How to Inspect a Used Car: Tips and Tricks
Buying a pre-owned car is never an easy task. Even though you test-drive a vehicle, it can still have unseen problems.It is wise to have an experienced, certified mechanic to inspect a car before you seal the deal, says DMV.org. Your mechanic can put the vehicle on a car hoist and see things that are not obvious from just looking in the engine. If your mechanic is familiar with the brand of car you are considering, you will get a better inspection. Resist the urge to just accept what the salesperson reports as the condition of the vehicle.
There are a few things that you can do on your own before you get your mechanic involved. If the car has significant problems, then you probably should not waste your time or money. Some of these issues include problems with the engine and transmission, significant rust, or a history of severe damage from an accident. These problems can cost you a fortune in the long-run; so it is best to move on to another car. Of course, most used cars may need some minor repairs or replacement. If you notice that one has small issues with the brakes or suspension, these are easy fixes. Cosmetic problems such as scratches or dents would not cost a lot to fix. Minor issues give you a little wiggle room for negotiation on the price, says ConsumerReports.org.
When you are considering a specific car, a brief walk-around inspection may let you know if you are even interested. Check out the exterior for any major problems. Look at the tires and their condition. The car should be pulled out in the open so you can look at it from every angle. You can look for rust, scratches, and dents. Look at the car up close and at a distance to see if the paint color matches. Do not be afraid to ask the salesperson any question about the car’s history.
The inside of the car is also important. Check out the interior, seats, and the instrument panel. You will also want to ensure that you feel comfortable behind the steering wheel. Look for extra features such as a CD player, cruise control, or built-in GPS. While you probably will not get the new car smell, you still do not want a stinking interior. Cigarette smoke and other nasty fumes are hard to eliminate and may be a deal breaker.
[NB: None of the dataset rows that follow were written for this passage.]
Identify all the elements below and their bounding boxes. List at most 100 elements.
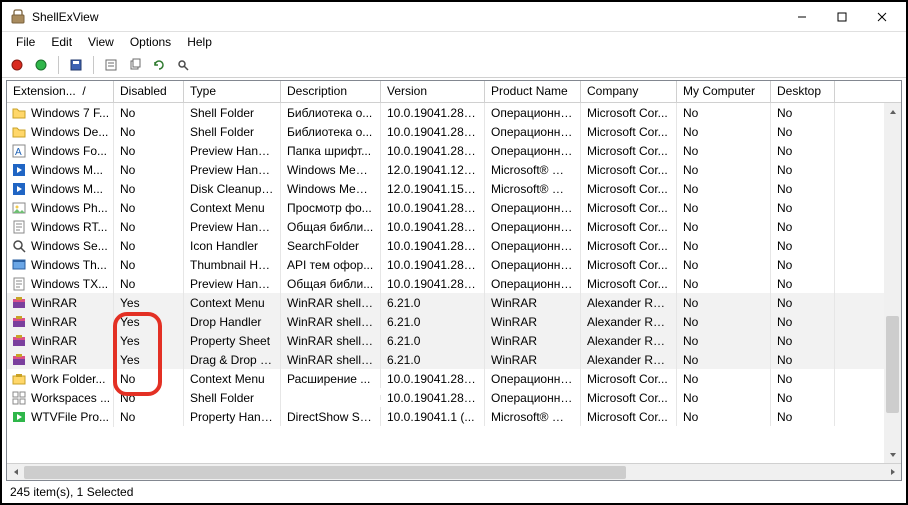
col-company[interactable]: Company	[581, 81, 677, 102]
window-title: ShellExView	[32, 10, 98, 24]
row-icon	[11, 200, 27, 216]
cell-disabled: Yes	[114, 331, 184, 350]
col-mycomputer[interactable]: My Computer	[677, 81, 771, 102]
cell-product: Операционна...	[485, 122, 581, 141]
table-row[interactable]: Windows Th...NoThumbnail Ha...API тем оф…	[7, 255, 901, 274]
cell-extension: Windows M...	[31, 182, 103, 196]
row-icon	[11, 124, 27, 140]
table-row[interactable]: WinRARYesDrop HandlerWinRAR shell e...6.…	[7, 312, 901, 331]
scroll-thumb[interactable]	[886, 316, 899, 414]
cell-version: 10.0.19041.1 (...	[381, 407, 485, 426]
cell-mycomputer: No	[677, 312, 771, 331]
cell-mycomputer: No	[677, 293, 771, 312]
cell-company: Alexander Ros...	[581, 293, 677, 312]
table-row[interactable]: Windows RT...NoPreview HandlerОбщая библ…	[7, 217, 901, 236]
table-row[interactable]: Work Folder...NoContext MenuРасширение .…	[7, 369, 901, 388]
cell-desktop: No	[771, 350, 835, 369]
hscroll-thumb[interactable]	[24, 466, 626, 479]
vertical-scrollbar[interactable]	[884, 103, 901, 463]
cell-type: Shell Folder	[184, 103, 281, 122]
enable-icon[interactable]	[32, 56, 50, 74]
cell-description: Общая библи...	[281, 217, 381, 236]
cell-version: 10.0.19041.284...	[381, 255, 485, 274]
table-row[interactable]: WTVFile Pro...NoProperty Hand...DirectSh…	[7, 407, 901, 426]
cell-product: WinRAR	[485, 312, 581, 331]
cell-mycomputer: No	[677, 198, 771, 217]
cell-version: 10.0.19041.284...	[381, 274, 485, 293]
cell-mycomputer: No	[677, 236, 771, 255]
table-row[interactable]: WinRARYesDrag & Drop H...WinRAR shell e.…	[7, 350, 901, 369]
cell-disabled: No	[114, 179, 184, 198]
table-row[interactable]: Windows M...NoDisk Cleanup ...Windows Me…	[7, 179, 901, 198]
cell-extension: Windows Ph...	[31, 201, 108, 215]
refresh-icon[interactable]	[150, 56, 168, 74]
scroll-right-icon[interactable]	[884, 464, 901, 481]
cell-mycomputer: No	[677, 331, 771, 350]
table-row[interactable]: WinRARYesContext MenuWinRAR shell e...6.…	[7, 293, 901, 312]
menu-view[interactable]: View	[80, 33, 122, 51]
cell-type: Drop Handler	[184, 312, 281, 331]
cell-extension: Windows De...	[31, 125, 108, 139]
table-row[interactable]: Workspaces ...NoShell Folder10.0.19041.2…	[7, 388, 901, 407]
cell-description: API тем офор...	[281, 255, 381, 274]
cell-mycomputer: No	[677, 407, 771, 426]
table-row[interactable]: Windows Se...NoIcon HandlerSearchFolder1…	[7, 236, 901, 255]
cell-version: 6.21.0	[381, 293, 485, 312]
menu-edit[interactable]: Edit	[43, 33, 80, 51]
scroll-down-icon[interactable]	[884, 446, 901, 463]
menu-options[interactable]: Options	[122, 33, 179, 51]
maximize-button[interactable]	[822, 3, 862, 31]
table-row[interactable]: Windows Ph...NoContext MenuПросмотр фо..…	[7, 198, 901, 217]
col-product[interactable]: Product Name	[485, 81, 581, 102]
cell-description: Общая библи...	[281, 274, 381, 293]
col-desktop[interactable]: Desktop	[771, 81, 835, 102]
cell-product: Операционна...	[485, 198, 581, 217]
cell-extension: Windows Se...	[31, 239, 108, 253]
col-type[interactable]: Type	[184, 81, 281, 102]
col-version[interactable]: Version	[381, 81, 485, 102]
cell-company: Alexander Ros...	[581, 350, 677, 369]
row-icon	[11, 409, 27, 425]
row-icon	[11, 295, 27, 311]
cell-extension: Windows M...	[31, 163, 103, 177]
minimize-button[interactable]	[782, 3, 822, 31]
cell-product: Операционна...	[485, 236, 581, 255]
save-icon[interactable]	[67, 56, 85, 74]
col-description[interactable]: Description	[281, 81, 381, 102]
table-row[interactable]: Windows TX...NoPreview HandlerОбщая библ…	[7, 274, 901, 293]
table-row[interactable]: WinRARYesProperty SheetWinRAR shell e...…	[7, 331, 901, 350]
cell-product: Операционна...	[485, 217, 581, 236]
table-row[interactable]: Windows De...NoShell FolderБиблиотека о.…	[7, 122, 901, 141]
copy-icon[interactable]	[126, 56, 144, 74]
table-row[interactable]: AWindows Fo...NoPreview HandlerПапка шри…	[7, 141, 901, 160]
cell-company: Microsoft Cor...	[581, 236, 677, 255]
cell-disabled: Yes	[114, 293, 184, 312]
col-disabled[interactable]: Disabled	[114, 81, 184, 102]
scroll-left-icon[interactable]	[7, 464, 24, 481]
close-button[interactable]	[862, 3, 902, 31]
cell-version: 10.0.19041.284...	[381, 198, 485, 217]
cell-type: Drag & Drop H...	[184, 350, 281, 369]
cell-description: Windows Medi...	[281, 160, 381, 179]
table-body[interactable]: Windows 7 F...NoShell FolderБиблиотека о…	[7, 103, 901, 463]
cell-type: Property Sheet	[184, 331, 281, 350]
table-row[interactable]: Windows 7 F...NoShell FolderБиблиотека о…	[7, 103, 901, 122]
cell-company: Alexander Ros...	[581, 312, 677, 331]
table-row[interactable]: Windows M...NoPreview HandlerWindows Med…	[7, 160, 901, 179]
row-icon	[11, 276, 27, 292]
toolbar	[2, 52, 906, 78]
cell-desktop: No	[771, 274, 835, 293]
disable-icon[interactable]	[8, 56, 26, 74]
find-icon[interactable]	[174, 56, 192, 74]
cell-type: Preview Handler	[184, 217, 281, 236]
horizontal-scrollbar[interactable]	[7, 463, 901, 480]
menu-file[interactable]: File	[8, 33, 43, 51]
col-extension[interactable]: Extension... /	[7, 81, 114, 102]
row-icon	[11, 257, 27, 273]
properties-icon[interactable]	[102, 56, 120, 74]
cell-type: Property Hand...	[184, 407, 281, 426]
cell-desktop: No	[771, 293, 835, 312]
cell-description: Библиотека о...	[281, 122, 381, 141]
menu-help[interactable]: Help	[179, 33, 220, 51]
scroll-up-icon[interactable]	[884, 103, 901, 120]
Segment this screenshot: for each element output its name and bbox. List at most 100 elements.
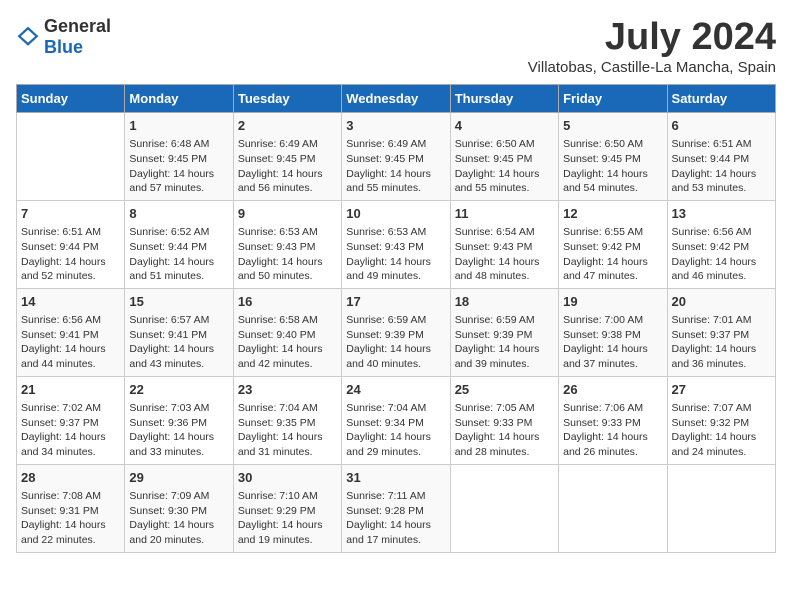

If the interior passes your inspection, then start the engine and let it idle. You should not hear grinding or rattling when it starts. There also should not be a heavy smoke from the exhaust. Trust your senses and instincts. If you smell strange fumes or gasoline smells, you do not want that car. Check and make sure all the lights and instruments work before you consider a test drive. If the car passes all your checks, then your mechanic can do the final inspection. With a thorough inspection, you can be the proud owner of a great used car.